The situations that the team simulated included a nuclear exchange between the U.S. and Russia, which involved 4,400 100-kiloton nuclear weapons aimed primarily at population centers and industrial areas. This war resulted in 150 teragrams — over 330 billion pounds — of smoke and soot being injected into the upper atmosphere. A more ‘modest’ war, modeled on an exchange between India and Pakistan that involved about 500 100-kiloton nuclear weapons. This one generated 5 to 47 teragrams — 11 billion to 103 billion pounds — of smoke and soot.
In the first month after these exchanges, the team explains, the average global temperature would drop by around 13 degrees Fahrenheit (roughly 7 Celsius). This would be a more dramatic temperature change than the one experienced during the last Ice Age.
Ocean temperatures would drop quickly and would not return to their pre-war baseline even after the smoke and soot cleared. These lower temperatures would cause sea ice to expand by over 6 million square miles (roughly 16 million sq kilometers) worldwide, reaching thicknesses of up to 6 ft (1.8 m) in some major basins. This ice would completely block several of the world’s major ports including Tianjin, Copenhagen, and St. Petersburg. Since major port regions are normally ice-free, most ships today are not designed to contend with sea ice. Essentially, a nuclear war would quickly make it impossible for global trade as it is today to continue
The war in Ukraine and the pandemic before it have already shown how fragile the world’s trade networks are to major shocks, and how much a perturbation of supply in one area of the world can disrupt all others.

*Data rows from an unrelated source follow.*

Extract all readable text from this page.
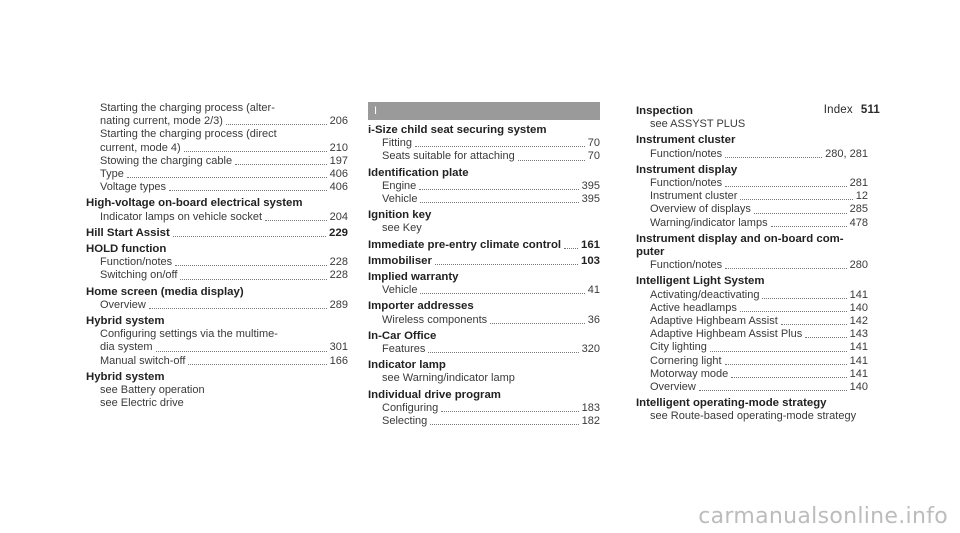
Index 511
Starting the charging process (alter-
nating current, mode 2/3)	206
Starting the charging process (direct
current, mode 4)	210
Stowing the charging cable	197
Type	406
Voltage types	406
High-voltage on-board electrical system
Indicator lamps on vehicle socket	204
Hill Start Assist	229
HOLD function
Function/notes	228
Switching on/off	228
Home screen (media display)
Overview	289
Hybrid system
Configuring settings via the multime-
dia system	301
Manual switch-off	166
Hybrid system
see Battery operation
see Electric drive
I
i-Size child seat securing system
Fitting	70
Seats suitable for attaching	70
Identification plate
Engine	395
Vehicle	395
Ignition key
see Key
Immediate pre-entry climate control 161
Immobiliser	103
Implied warranty
Vehicle	41
Importer addresses
Wireless components	36
In-Car Office
Features	320
Indicator lamp
see Warning/indicator lamp
Individual drive program
Configuring	183
Selecting	182
Inspection
see ASSYST PLUS
Instrument cluster
Function/notes	280, 281
Instrument display
Function/notes	281
Instrument cluster	12
Overview of displays	285
Warning/indicator lamps	478
Instrument display and on-board com-
puter
Function/notes	280
Intelligent Light System
Activating/deactivating	141
Active headlamps	140
Adaptive Highbeam Assist	142
Adaptive Highbeam Assist Plus	143
City lighting	141
Cornering light	141
Motorway mode	141
Overview	140
Intelligent operating-mode strategy
see Route-based operating-mode strategy
carmanualsonline.info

But trade would not be our greatest concern after such a war, the team explains. The drop in ocean temperatures would lead to the widespread death of marine algae from the Arctic to the North Atlantic and North Pacific oceans. Since these form the foundation of marine food chains, such a die-off would create a massive famine in the world’s oceans with extremely dire consequences for wildlife. Fishing and aquaculture would grind to a halt, cutting us off from what has been a cornerstone food source throughout history. The wider environmental implications of this die-off are too great to accurately estimate.
“The current war in Ukraine with Russia and how it has affected gas prices, really shows us how fragile our global economy and our supply chains are to what may seem like regional conflicts and perturbations,” Harrison said.
One interesting finding of the study is that the clouds of particles released in the upper atmosphere by volcanic eruptions could lead to the same effects as those seen in the team’s simulations. This aligns well with historical data showcasing the environmental changes observed following such eruptions.
“We can avoid nuclear war, but volcanic eruptions are definitely going to happen again. There’s nothing we can do about it, so it’s important when we’re talking about resilience and how to design our society, that we consider what we need to do to prepare for unavoidable climate shocks,” Harrison said. “We can and must, however, do everything we can to avoid nuclear war. The effects are too likely to be globally catastrophic.”
One of the last tidbits of information that the paper offers is that marine ecosystems took longer to recover than those on land following a nuclear exchange. This would be due to the extreme level of disruption such ecosystems would experience due to both the initial exchange, as well as the long-term impact to the global natural balance.
In the largest exchange scenario (US-Russia), ocean recovery took decades at the surface but hundreds of years at depth. Meanwhile, changes to Arctic sea ice lasted thousands of years — a nuclear exchange would effectively create its own little ice age.
The paper “A New Ocean State After Nuclear War” has been published in the journal AGU Advances.